I say … American Companies wanna make crap outta the country…. when that country F*ucks ya over…. TOO BAD…don’t come cry’n to me.

roflmao

donabernathy on February 14, 2011 at 8:48 PM

+1. And they won’t be the last, either.

Think it’s too expensive to do business here? Just wait until the ‘law’ the cr@psack country you’re in nationalizes your stuff…or worse, kicks down your door with the gang of overdressed baboons they call an ‘army’.

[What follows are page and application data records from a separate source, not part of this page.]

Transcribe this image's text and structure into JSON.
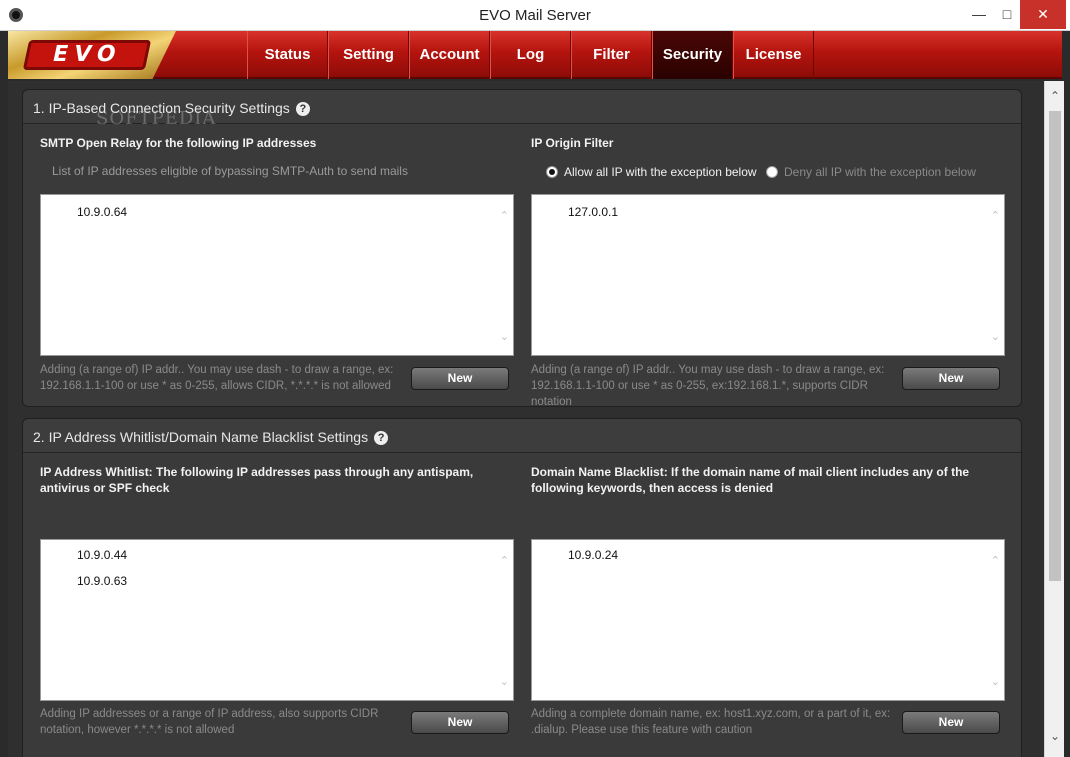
{
  "window": {
    "title": "EVO Mail Server"
  },
  "logo": {
    "text": "EVO"
  },
  "nav": {
    "tabs": [
      "Status",
      "Setting",
      "Account",
      "Log",
      "Filter",
      "Security",
      "License"
    ],
    "active": "Security"
  },
  "section1": {
    "title": "1. IP-Based Connection Security Settings",
    "relay": {
      "label": "SMTP Open Relay for the following IP addresses",
      "sublabel": "List of IP addresses eligible of bypassing SMTP-Auth to send mails",
      "items": [
        "10.9.0.64"
      ],
      "hint": "Adding (a range of) IP addr.. You may use dash - to draw a range, ex: 192.168.1.1-100 or use * as 0-255, allows CIDR, *.*.*.* is not allowed",
      "button": "New"
    },
    "origin": {
      "label": "IP Origin Filter",
      "radio_allow": "Allow all IP with the exception below",
      "radio_deny": "Deny all IP with the exception below",
      "selected": "allow",
      "items": [
        "127.0.0.1"
      ],
      "hint": "Adding (a range of) IP addr.. You may use dash - to draw a range, ex: 192.168.1.1-100 or use * as 0-255, ex:192.168.1.*, supports CIDR notation",
      "button": "New"
    }
  },
  "section2": {
    "title": "2. IP Address Whitlist/Domain Name Blacklist Settings",
    "whitelist": {
      "label": "IP Address Whitlist: The following IP addresses pass through any antispam, antivirus or SPF check",
      "items": [
        "10.9.0.44",
        "10.9.0.63"
      ],
      "hint": "Adding IP addresses or a range of IP address, also supports CIDR notation, however *.*.*.* is not allowed",
      "button": "New"
    },
    "blacklist": {
      "label": "Domain Name Blacklist: If the domain name of mail client includes any of the following keywords, then access is denied",
      "items": [
        "10.9.0.24"
      ],
      "hint": "Adding a complete domain name, ex: host1.xyz.com, or a part of it, ex: .dialup. Please use this feature with caution",
      "button": "New"
    }
  },
  "watermark": "SOFTPEDIA",
  "colors": {
    "nav_red": "#b5140f",
    "active_tab": "#2a0201",
    "panel": "#3a3a3a",
    "gold": "#c89a2b"
  }
}
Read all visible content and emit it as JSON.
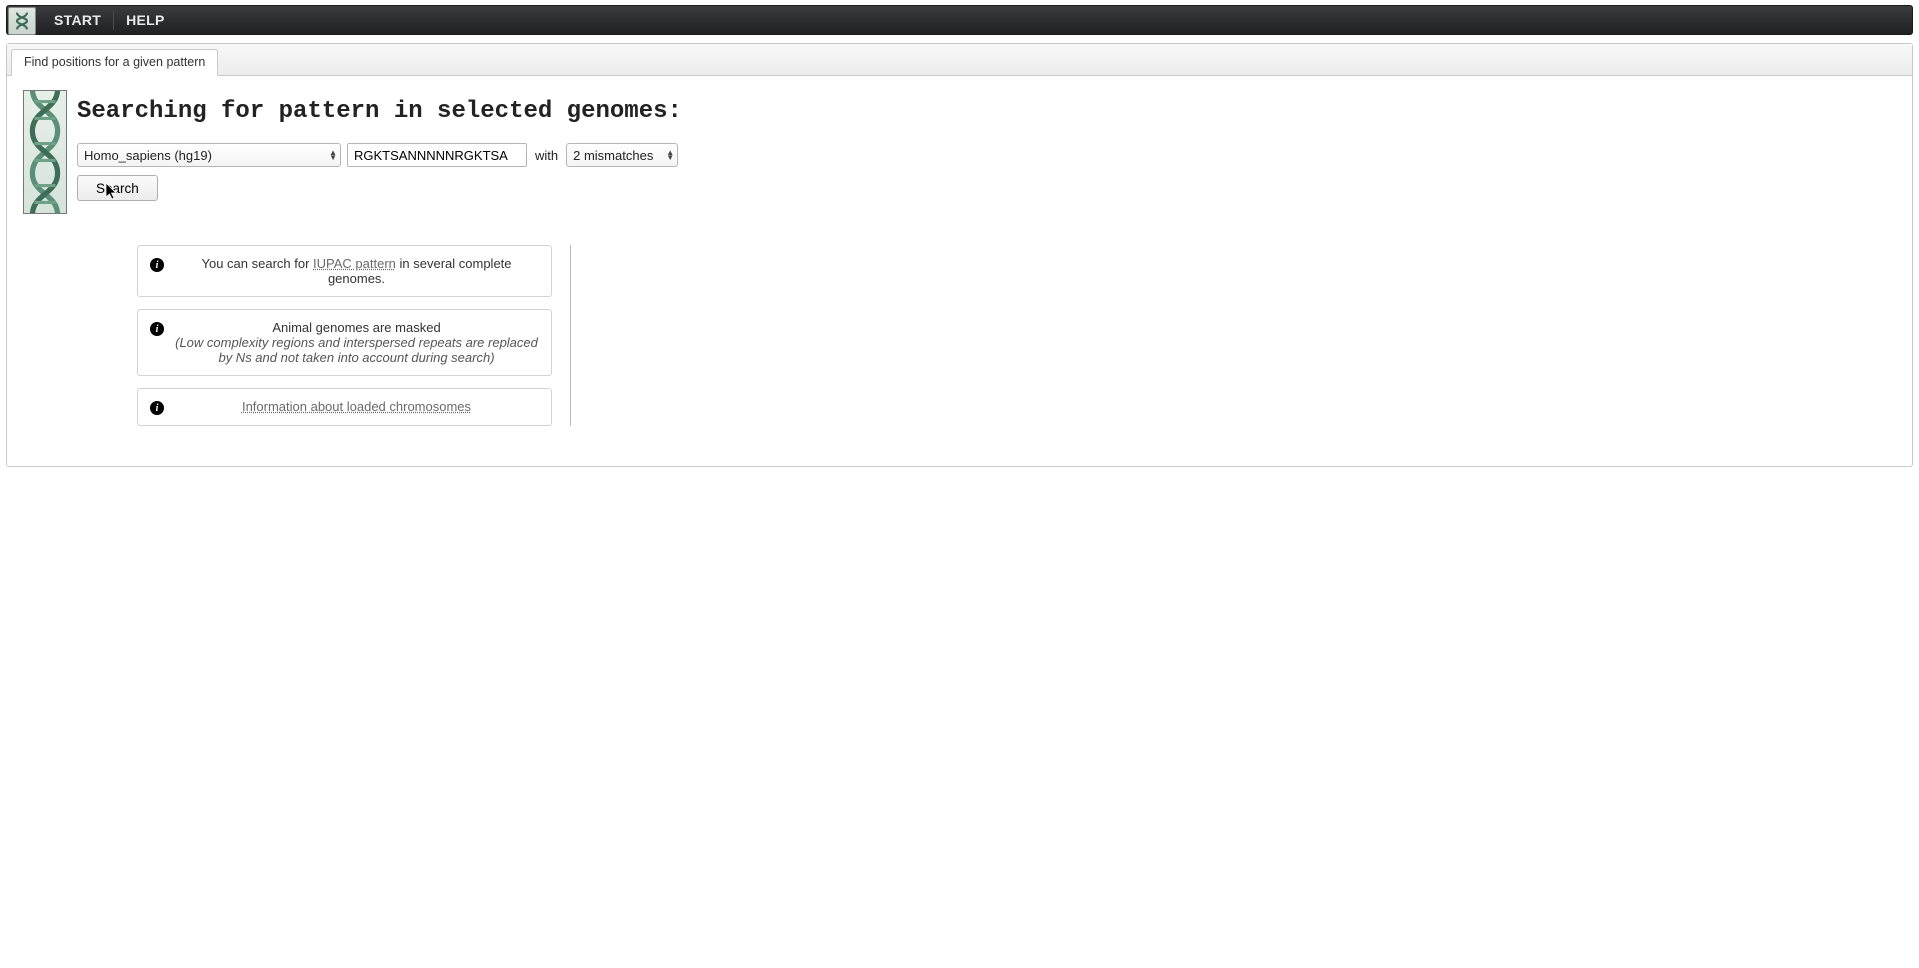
{
  "menubar": {
    "items": [
      {
        "label": "START"
      },
      {
        "label": "HELP"
      }
    ]
  },
  "tab": {
    "label": "Find positions for a given pattern"
  },
  "heading": "Searching for pattern in selected genomes:",
  "form": {
    "genome_selected": "Homo_sapiens (hg19)",
    "pattern_value": "RGKTSANNNNNRGKTSA",
    "with_label": "with",
    "mismatch_selected": "2 mismatches",
    "search_label": "Search"
  },
  "info": {
    "box1_pre": "You can search for ",
    "box1_link": "IUPAC pattern",
    "box1_post": " in several complete genomes.",
    "box2_line1": "Animal genomes are masked",
    "box2_line2": "(Low complexity regions and interspersed repeats are replaced by Ns and not taken into account during search)",
    "box3_link": "Information about loaded chromosomes"
  }
}
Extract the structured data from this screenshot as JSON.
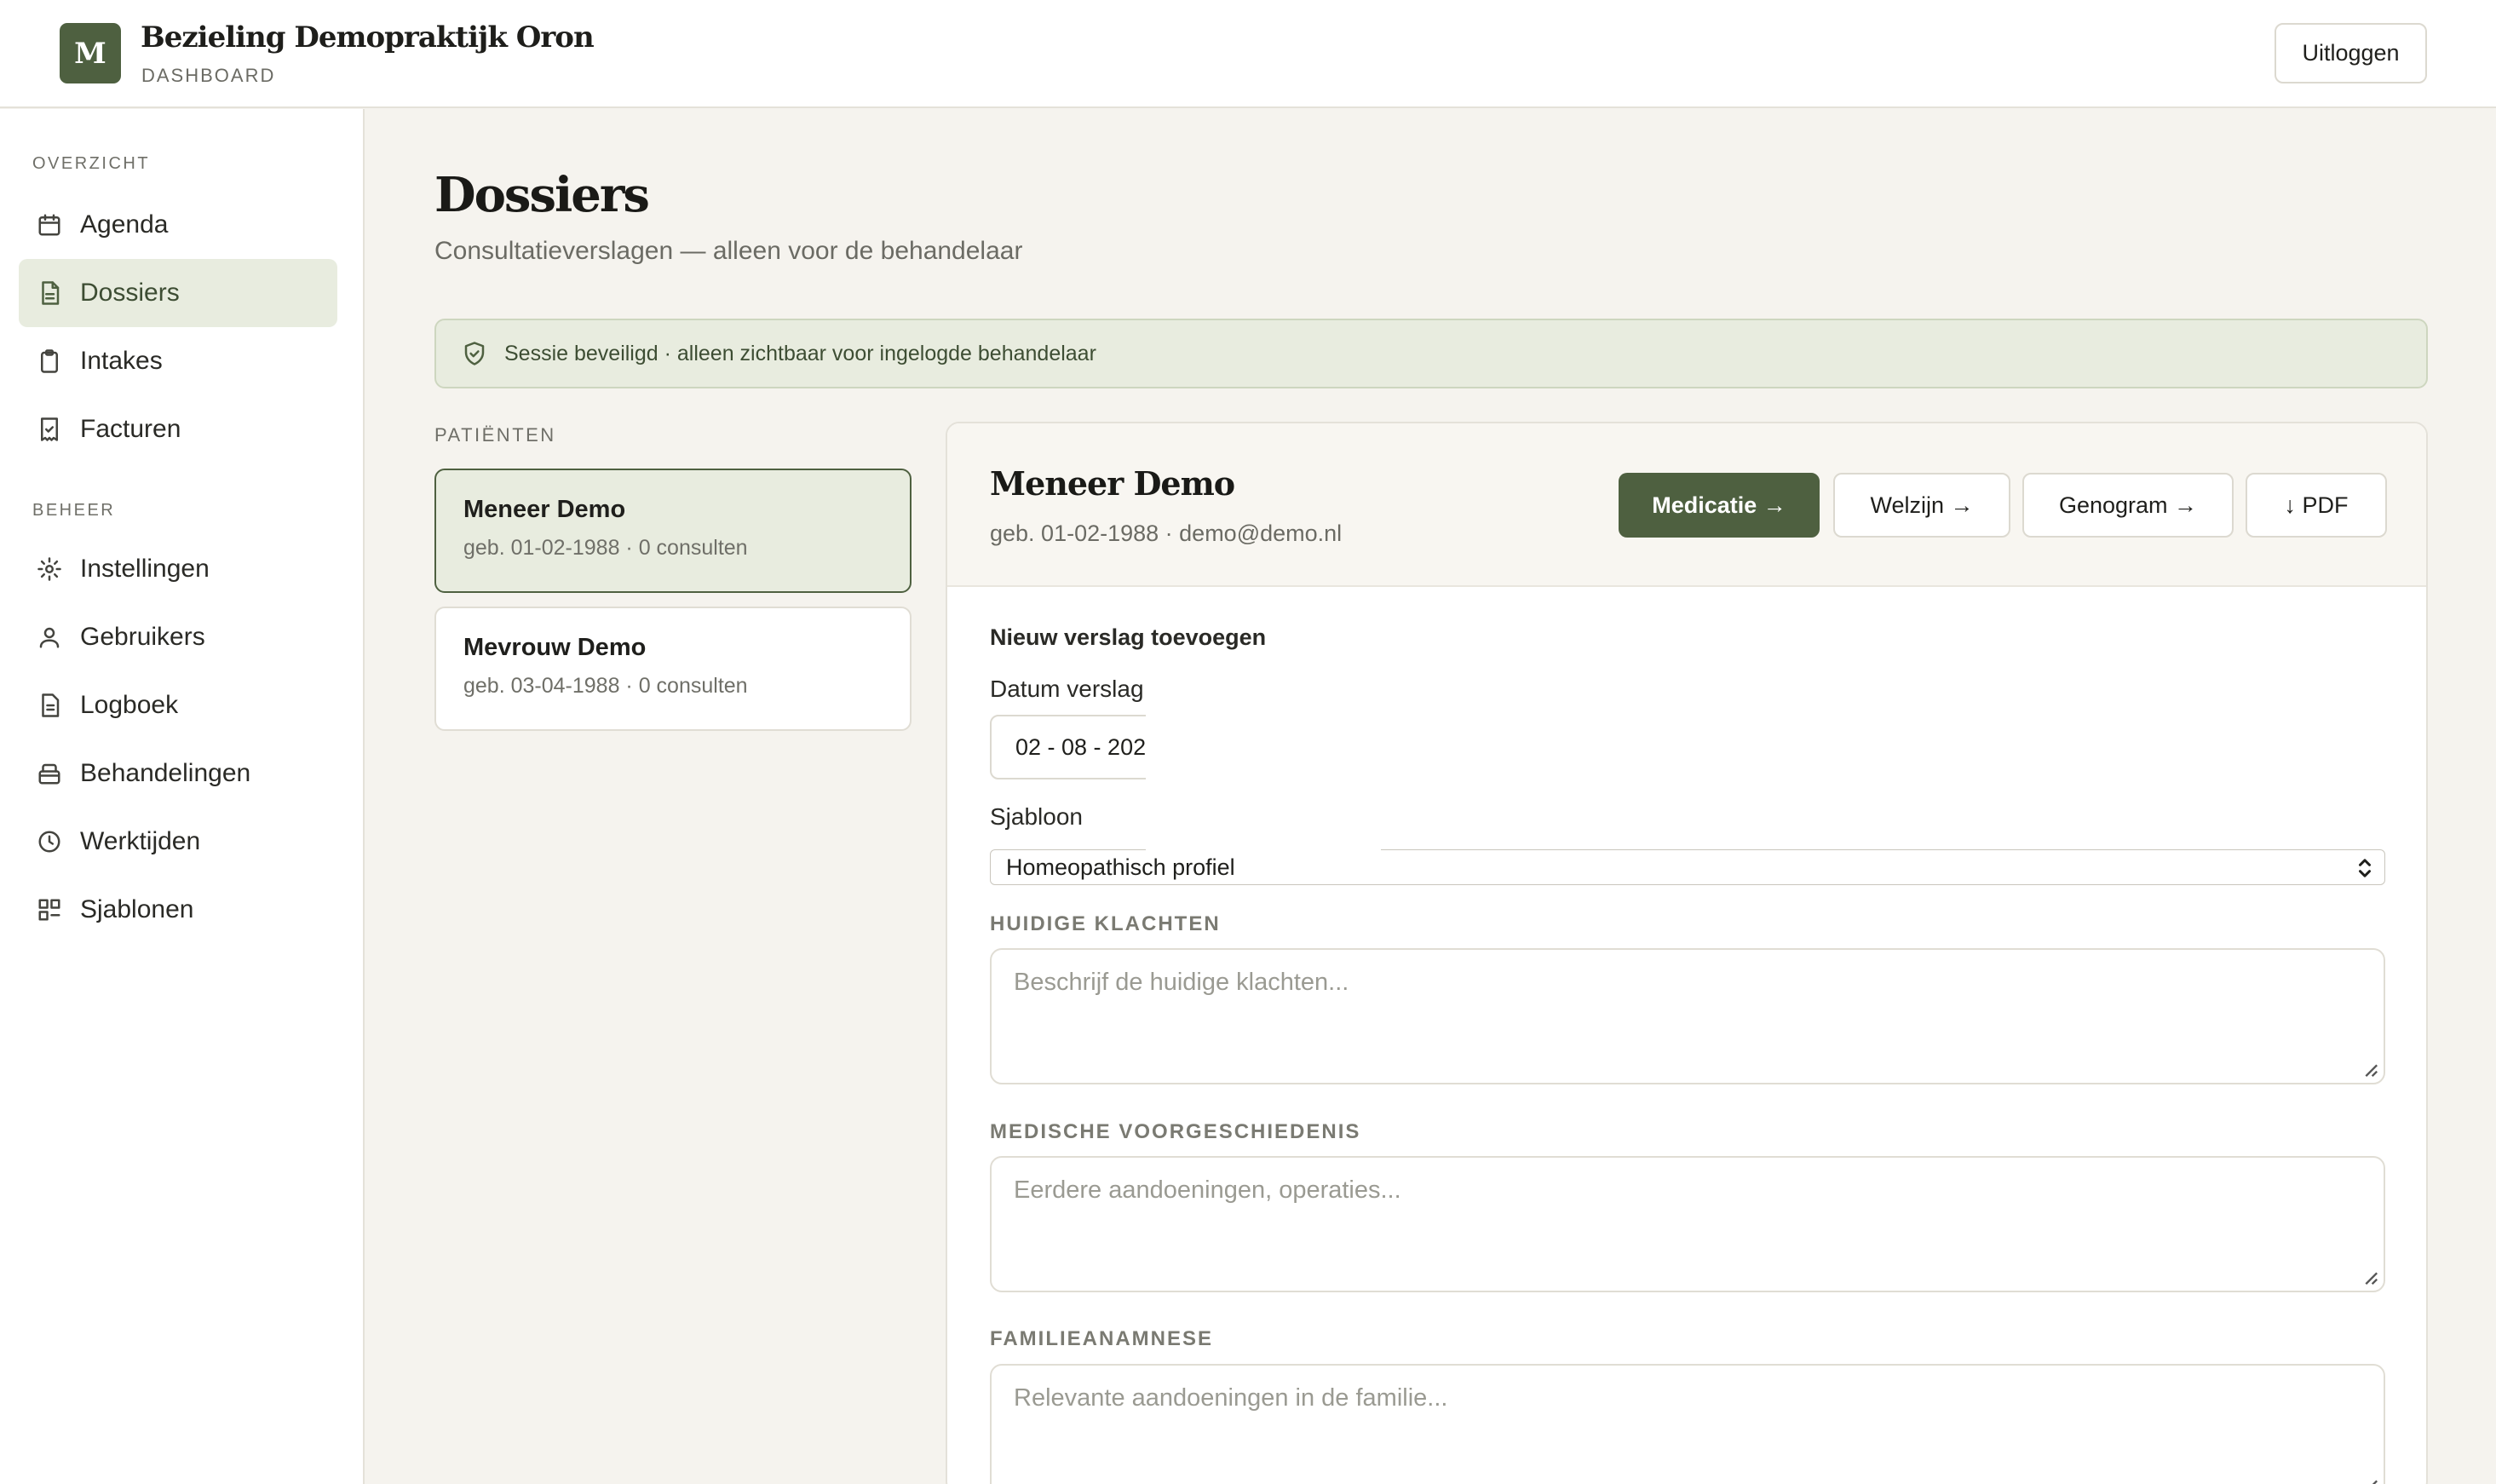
{
  "header": {
    "logo_letter": "M",
    "title": "Bezieling Demopraktijk Oron",
    "subtitle": "DASHBOARD",
    "logout_label": "Uitloggen"
  },
  "sidebar": {
    "section_overview": "OVERZICHT",
    "section_manage": "BEHEER",
    "items": [
      {
        "label": "Agenda",
        "icon": "calendar-icon"
      },
      {
        "label": "Dossiers",
        "icon": "document-icon",
        "active": true
      },
      {
        "label": "Intakes",
        "icon": "clipboard-icon"
      },
      {
        "label": "Facturen",
        "icon": "receipt-icon"
      },
      {
        "label": "Instellingen",
        "icon": "gear-icon"
      },
      {
        "label": "Gebruikers",
        "icon": "users-icon"
      },
      {
        "label": "Logboek",
        "icon": "logbook-icon"
      },
      {
        "label": "Behandelingen",
        "icon": "box-icon"
      },
      {
        "label": "Werktijden",
        "icon": "clock-icon"
      },
      {
        "label": "Sjablonen",
        "icon": "templates-icon"
      }
    ]
  },
  "main": {
    "title": "Dossiers",
    "subtitle": "Consultatieverslagen — alleen voor de behandelaar",
    "notice": "Sessie beveiligd · alleen zichtbaar voor ingelogde behandelaar",
    "patients_label": "PATIËNTEN",
    "patients": [
      {
        "name": "Meneer Demo",
        "meta": "geb. 01-02-1988 · 0 consulten",
        "selected": true
      },
      {
        "name": "Mevrouw Demo",
        "meta": "geb. 03-04-1988 · 0 consulten",
        "selected": false
      }
    ]
  },
  "detail": {
    "name": "Meneer Demo",
    "meta": "geb. 01-02-1988 · demo@demo.nl",
    "buttons": {
      "medication": "Medicatie →",
      "wellbeing": "Welzijn →",
      "genogram": "Genogram →",
      "pdf": "↓ PDF"
    },
    "form_title": "Nieuw verslag toevoegen",
    "date_label": "Datum verslag",
    "date_value": "02 - 08 - 202",
    "template_label": "Sjabloon",
    "template_value": "Homeopathisch profiel",
    "sections": [
      {
        "label": "HUIDIGE KLACHTEN",
        "placeholder": "Beschrijf de huidige klachten..."
      },
      {
        "label": "MEDISCHE VOORGESCHIEDENIS",
        "placeholder": "Eerdere aandoeningen, operaties..."
      },
      {
        "label": "FAMILIEANAMNESE",
        "placeholder": "Relevante aandoeningen in de familie..."
      }
    ]
  },
  "colors": {
    "accent": "#4e6040",
    "accent_soft": "#e8ecdf",
    "background": "#f5f3ee"
  }
}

Dark-Star on February 15, 2011 at 10:59 AM

If The United States would allow for drilling here & in such territory as we have, the American companies wouldn’t have as much need to go elsewhere for the stuff. That said, they are capitalists so they will seek product from which to profit and will pay subsequent taxes thereon.

For all those that think Chevron should pay the sum and they got what they deserve, let’s not forget this was a joint venture with Petroecuador who has been assigned no apparent responsibility. Let someone file a trumped up case with fraudulent evidence against you and see if you retain that mindset.

Leftists in the world; leftists in America? Very lil difference. They are all anti-freedom, anti-business, corrupt thugs. The main difference is the leftists here haven’t yet gotten the military to use against the citizenry. God-willing they won’t ever.